0x030110 onwards I get 0x10 0x11 0x12 0x13 0x14 0x15 0x16 0x17 0x18 0x00 0x1A 0x1B...

No other errors are found, all other logged data matches the input exactly. If I increase the buffer size to 128k the errors become twice as far apart.
Setting the buffer size to 32k or 48k I don't see any errors in the output log.

In all cases the resulting log file is the correct size, no bytes are lost, the issues are always corruption rather than missing data.

Any ideas why this would be happening?

Minimal code to reproduce the issue:
C++:
#include <SD.h>

#define _BIG_BUFFER_SIZE_ (64*1024)
#define _SD_BLOCK_ 512
uint8_t *serialBuffer;
uint8_t cardWriteBuffer[_SD_BLOCK_];
uint32_t writeTime = 0;
File logfile;

void setup() {
  Serial.begin(115200);

  Serial.println("Looking for SD card");
  while (!(SD.begin(BUILTIN_SDCARD))) {
    Serial.println("Still looking for SD card");
    delay(500);
  }
  Serial.println("Card found");

  serialBuffer = (uint8_t*)malloc(_BIG_BUFFER_SIZE_);
  if (!serialBuffer) {
    Serial.println("Failed to allocate buffer");
    while (true) {

    }
  }

  Serial3.begin(460800);
  Serial3.addMemoryForRead(serialBuffer, _BIG_BUFFER_SIZE_);
  logfile = SD.open("log.bin", FILE_WRITE);
  if (!logfile) {
    Serial.println("Failed to open output file");
    while (true) {

    }
  }
Serial.println("Running");
}

void loop() {
  uint32_t serialWaiting = Serial3.available();
  if (serialWaiting >= _SD_BLOCK_) {  // a full block worth waiting
    if (serialWaiting >= (_BIG_BUFFER_SIZE_ - _SD_BLOCK_)) {
      Serial.println("Overflow!!");
    }
    Serial3.readBytes(cardWriteBuffer, _SD_BLOCK_);
    if (logfile) {
      logfile.write(cardWriteBuffer, _SD_BLOCK_);
      logfile.flush();
    }
    writeTime = millis();
  }

  if (writeTime && ((millis()-writeTime) > 2000) && logfile) {
    logfile.close();
    logfile = NULL;
    Serial.println("Stopping");
  }
}


-- edit
It looks to be related to the Serial3.avalible() and/or reading all (or almost all) of the data waiting.
If I change
Code:
if (serialWaiting >= _SD_BLOCK_) {
to
Code:
if (serialWaiting >= _SD_BLOCK_ + 64) {
so that it never tries to completely empty the buffer then the correct data is recorded.
 
Last edited:
Well, readBytes() is blocking, and I suppose it could have an issue in the logic related to the buffer created via addMemoryForRead(). It would be interesting to test for (_SD_BLOCK_ + 1), because if there is a bug related to > versus >=, that should be as good as (_SD_BLOCK_ + 64).
 
Well, readBytes() is blocking, and I suppose it could have an issue in the logic related to the buffer created via addMemoryForRead(). It would be interesting to test for (_SD_BLOCK_ + 1), because if there is a bug related to > versus >=, that should be as good as (_SD_BLOCK_ + 64).

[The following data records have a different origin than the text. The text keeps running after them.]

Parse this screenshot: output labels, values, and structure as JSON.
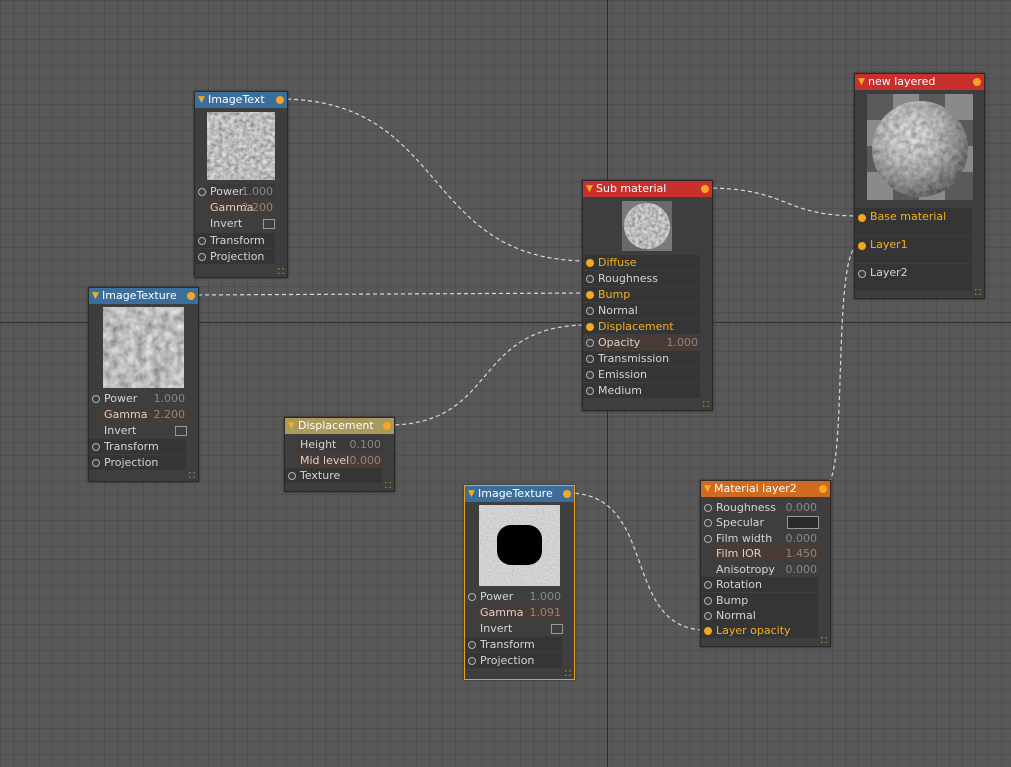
{
  "colors": {
    "wire": "#d9d9d9",
    "socket_active": "#f5a623",
    "header_blue": "#3b6e9a",
    "header_red": "#c8302e",
    "header_khaki": "#a89a5c",
    "header_orange": "#d06a20"
  },
  "icons": {
    "collapse": "triangle-down-icon",
    "resize": "resize-grip-icon",
    "output": "output-socket-icon"
  },
  "nodes": {
    "imagetext": {
      "title": "ImageText",
      "rows": {
        "power_label": "Power",
        "power_value": "1.000",
        "gamma_label": "Gamma",
        "gamma_value": "2.200",
        "invert_label": "Invert",
        "transform_label": "Transform",
        "projection_label": "Projection"
      }
    },
    "imagetexture1": {
      "title": "ImageTexture",
      "rows": {
        "power_label": "Power",
        "power_value": "1.000",
        "gamma_label": "Gamma",
        "gamma_value": "2.200",
        "invert_label": "Invert",
        "transform_label": "Transform",
        "projection_label": "Projection"
      }
    },
    "displacement": {
      "title": "Displacement",
      "rows": {
        "height_label": "Height",
        "height_value": "0.100",
        "midlevel_label": "Mid level",
        "midlevel_value": "0.000",
        "texture_label": "Texture"
      }
    },
    "submaterial": {
      "title": "Sub material",
      "rows": {
        "diffuse": "Diffuse",
        "roughness": "Roughness",
        "bump": "Bump",
        "normal": "Normal",
        "displacement": "Displacement",
        "opacity_label": "Opacity",
        "opacity_value": "1.000",
        "transmission": "Transmission",
        "emission": "Emission",
        "medium": "Medium"
      }
    },
    "imagetexture2": {
      "title": "ImageTexture",
      "rows": {
        "power_label": "Power",
        "power_value": "1.000",
        "gamma_label": "Gamma",
        "gamma_value": "1.091",
        "invert_label": "Invert",
        "transform_label": "Transform",
        "projection_label": "Projection"
      }
    },
    "materiallayer2": {
      "title": "Material layer2",
      "rows": {
        "roughness_label": "Roughness",
        "roughness_value": "0.000",
        "specular_label": "Specular",
        "filmwidth_label": "Film width",
        "filmwidth_value": "0.000",
        "filmior_label": "Film IOR",
        "filmior_value": "1.450",
        "anisotropy_label": "Anisotropy",
        "anisotropy_value": "0.000",
        "rotation": "Rotation",
        "bump": "Bump",
        "normal": "Normal",
        "layeropacity": "Layer opacity"
      }
    },
    "newlayered": {
      "title": "new layered",
      "rows": {
        "basematerial": "Base material",
        "layer1": "Layer1",
        "layer2": "Layer2"
      }
    }
  }
}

The hardware is currently being used so I can't test +1 right now but will when I get a chance.
But if that was the case I'd expect the errors to be the last byte in the block, not a few bytes off the end.

For now we are simply using a 32k buffer since that works. Realistically that's plenty so this is an easy thing to work around. But it should work with a bigger buffer, I don't like it when things don't work without a good reason. It makes me worry that the issue may show up again in some situation that is harder to work around.
 
available() and read() are a lot more complex than you might guess, but it seems unlikely that a bug in that code has gone unnoticed for this long. A test you might do is to run with the configuration where you see the problem and add logic to test the return value from readBytes(). It can return fewer bytes than requested. Also, you shouldn't need a buffer anywhere near 64K, so it would also be interesting to know if you see the problem with smaller buffers.
 
I added an extra check to the code, readBytes always returns the correct number so it thinks it's reading things correctly.

Changing it to +1 works for fixing the issue, as long as you don't try reading the last byte waiting the data is correct.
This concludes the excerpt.